State Papers: Drumcree 1998 – Blair tried to end dispute with economic fund

Unionists felt if they lost battle in Portadown ‘they had no future’

A major attempt to resolve the fraught Drumcree issue following the violence which occurred in July 1998 – culminating in the murder of the three Quinn children by loyalists in Ballymoney, Co Antrim – is covered in newly declassified files released in Belfast.

In a Northern Ireland Office (NIO) record dated October 16th, 1998, officials met with Brendan McKenna of the Garvaghy Road residents who said he believed a “limited march each year for the next five years” might he acceptable to nationalists. However, the Catholic residents “would want to walk down with the Orangemen”.

The initiative was given public support by Archbishop Robin Eames in October 1998 in which he encouraged both sides to seek a compromise.

Meanwhile, the NIO was giving serious concern to an economic package – of £15 million over three to five years – to accompany any resolution of the long-festering dispute.


The views of the local Orange Order were expressed to NIO officials and two members of the Parades Commission at a meeting on October 17th.Grand Master Harold Gracey said that, if the 1998 parade did not go down Garvaghy Road that year, there would have to be two parades the following year.

‘Intent on violence’

“The Orange representatives said it was becoming increasingly difficult to hold back those who were intent on violence in the town.”
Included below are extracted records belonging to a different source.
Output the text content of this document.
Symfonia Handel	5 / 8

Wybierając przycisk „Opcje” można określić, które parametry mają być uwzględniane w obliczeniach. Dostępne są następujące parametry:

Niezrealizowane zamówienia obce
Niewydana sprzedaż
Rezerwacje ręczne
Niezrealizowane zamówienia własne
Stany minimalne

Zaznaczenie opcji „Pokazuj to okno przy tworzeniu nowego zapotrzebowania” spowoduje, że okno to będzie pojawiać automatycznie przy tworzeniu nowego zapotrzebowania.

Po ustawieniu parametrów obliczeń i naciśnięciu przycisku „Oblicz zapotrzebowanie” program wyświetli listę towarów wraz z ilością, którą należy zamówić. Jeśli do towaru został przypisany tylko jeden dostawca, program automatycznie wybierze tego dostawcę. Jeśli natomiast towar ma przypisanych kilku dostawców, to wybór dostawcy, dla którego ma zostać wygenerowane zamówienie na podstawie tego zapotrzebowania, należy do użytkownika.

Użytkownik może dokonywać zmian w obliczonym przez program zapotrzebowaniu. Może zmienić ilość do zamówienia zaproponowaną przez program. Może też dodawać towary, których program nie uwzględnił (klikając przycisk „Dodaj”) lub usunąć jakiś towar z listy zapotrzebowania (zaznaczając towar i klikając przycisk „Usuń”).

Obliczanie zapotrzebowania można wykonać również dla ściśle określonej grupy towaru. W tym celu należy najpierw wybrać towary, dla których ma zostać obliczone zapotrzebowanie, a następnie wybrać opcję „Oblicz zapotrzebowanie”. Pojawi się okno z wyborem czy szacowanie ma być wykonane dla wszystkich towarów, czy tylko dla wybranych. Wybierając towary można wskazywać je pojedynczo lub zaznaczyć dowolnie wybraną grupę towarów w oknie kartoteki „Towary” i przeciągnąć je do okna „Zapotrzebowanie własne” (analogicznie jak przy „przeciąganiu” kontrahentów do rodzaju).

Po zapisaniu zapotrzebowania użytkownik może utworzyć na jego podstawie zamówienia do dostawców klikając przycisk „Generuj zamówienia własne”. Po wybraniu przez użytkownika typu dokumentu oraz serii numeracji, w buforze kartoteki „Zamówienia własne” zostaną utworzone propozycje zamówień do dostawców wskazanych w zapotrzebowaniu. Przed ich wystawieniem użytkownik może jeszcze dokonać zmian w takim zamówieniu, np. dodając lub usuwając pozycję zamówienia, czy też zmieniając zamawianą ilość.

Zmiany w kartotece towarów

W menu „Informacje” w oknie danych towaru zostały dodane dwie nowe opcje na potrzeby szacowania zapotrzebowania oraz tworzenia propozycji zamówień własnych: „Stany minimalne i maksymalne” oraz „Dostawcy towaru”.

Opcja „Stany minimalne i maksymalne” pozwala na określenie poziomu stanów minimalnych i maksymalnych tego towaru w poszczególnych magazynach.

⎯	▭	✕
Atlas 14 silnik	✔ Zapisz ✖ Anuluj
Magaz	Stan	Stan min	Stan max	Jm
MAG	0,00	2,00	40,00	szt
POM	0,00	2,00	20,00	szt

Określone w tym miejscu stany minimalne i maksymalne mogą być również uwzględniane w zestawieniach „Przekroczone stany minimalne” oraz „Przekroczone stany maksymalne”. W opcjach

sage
They reiterated their opposition to the Parades Commission. They also expressed concern that the proposed economic initiative for Portadown would benefit only one section of the community to the detriment of the Protestant population whose areas of the town were as deprived as Garvaghy Road.

Responding, Stephen Leech of the NIO said that if the Orangemen agreed to meet with the residents, this “would tilt the debate over the marches in their favour”.
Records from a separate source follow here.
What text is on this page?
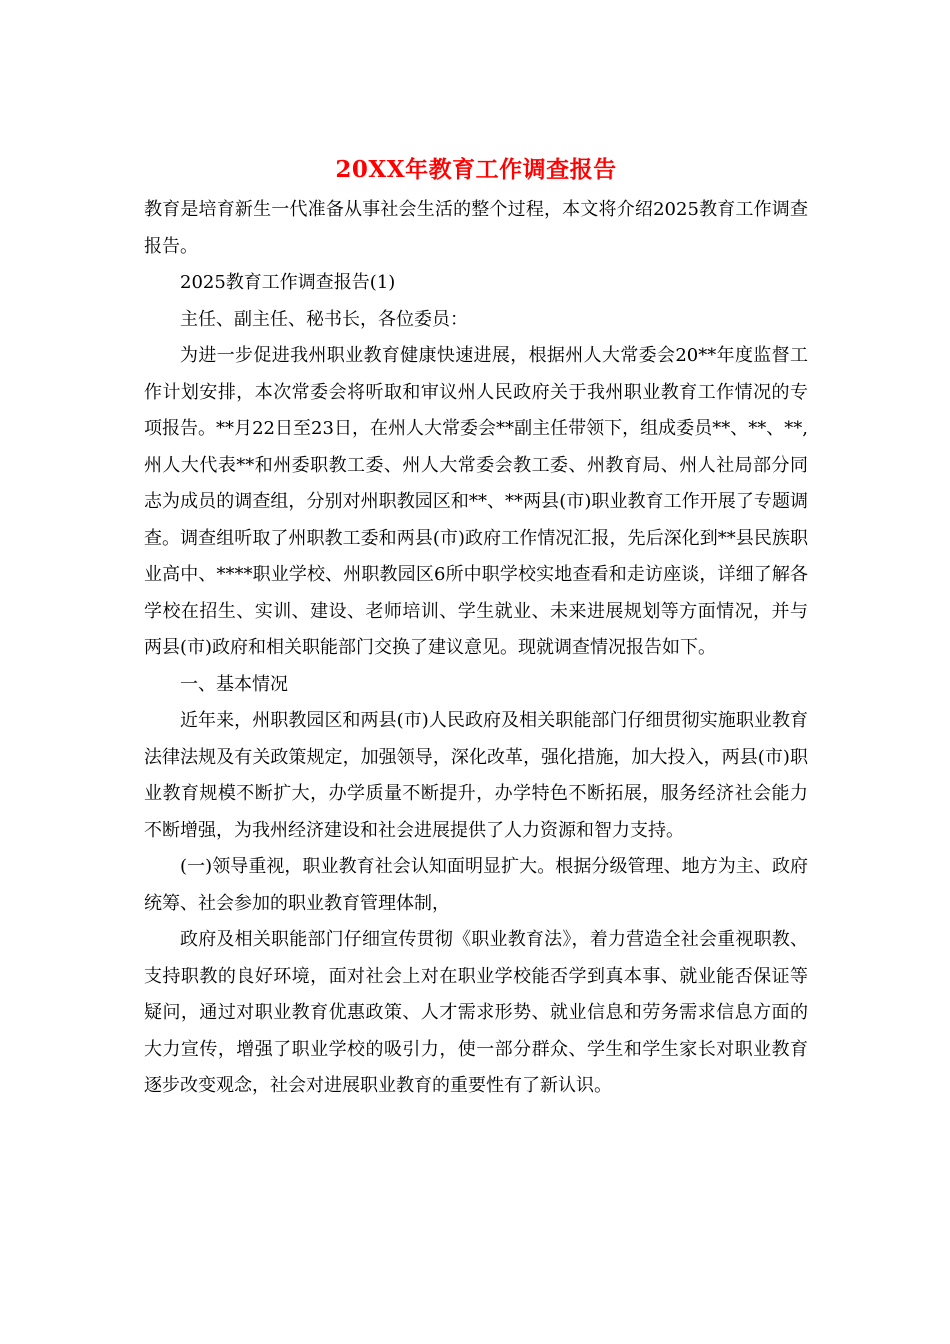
20XX年教育工作调查报告

教育是培育新生一代准备从事社会生活的整个过程，本文将介绍2025教育工作调查报告。

2025教育工作调查报告(1)

主任、副主任、秘书长，各位委员：

为进一步促进我州职业教育健康快速进展，根据州人大常委会20**年度监督工作计划安排，本次常委会将听取和审议州人民政府关于我州职业教育工作情况的专项报告。**月22日至23日，在州人大常委会**副主任带领下，组成委员**、**、**,州人大代表**和州委职教工委、州人大常委会教工委、州教育局、州人社局部分同志为成员的调查组，分别对州职教园区和**、**两县(市)职业教育工作开展了专题调查。调查组听取了州职教工委和两县(市)政府工作情况汇报，先后深化到**县民族职业高中、****职业学校、州职教园区6所中职学校实地查看和走访座谈，详细了解各学校在招生、实训、建设、老师培训、学生就业、未来进展规划等方面情况，并与两县(市)政府和相关职能部门交换了建议意见。现就调查情况报告如下。

一、基本情况

近年来，州职教园区和两县(市)人民政府及相关职能部门仔细贯彻实施职业教育法律法规及有关政策规定，加强领导，深化改革，强化措施，加大投入，两县(市)职业教育规模不断扩大，办学质量不断提升，办学特色不断拓展，服务经济社会能力不断增强，为我州经济建设和社会进展提供了人力资源和智力支持。

(一)领导重视，职业教育社会认知面明显扩大。根据分级管理、地方为主、政府统筹、社会参加的职业教育管理体制，

政府及相关职能部门仔细宣传贯彻《职业教育法》，着力营造全社会重视职教、支持职教的良好环境，面对社会上对在职业学校能否学到真本事、就业能否保证等疑问，通过对职业教育优惠政策、人才需求形势、就业信息和劳务需求信息方面的大力宣传，增强了职业学校的吸引力，使一部分群众、学生和学生家长对职业教育逐步改变观念，社会对进展职业教育的重要性有了新认识。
Tensions continued to run high and on October 6th, 1998, an RUC constable, Frank O’Reilly, was killed by a loyalist blast bomb in Portadown.

In a final effort to promote dialogue on the impasse, British prime minister Tony Blair met Orange Order representatives in London on November 23rd.

‘Demonised in the media’

Mr Gracey said that the blocking of the parade was an attack on the Protestant people all over Northern Ireland “They had been demonised in the media after the Ballymoney murders [of the three Quinn children] and support had fallen away. But now it was returning.”

Asked about an economic package for the area, the prime minister said it could not be taken forward when “a kind of civil war continued”.

In conclusion, Mr Gracey said that the problem was not Drumcree Church or Garvaghy Road. “The parade could not take another road. If they did so, they would not be allowed back into their communities. Portadown was seen as a symbol by Protestants and unionists in NI. If they lost that battle, they had no future.”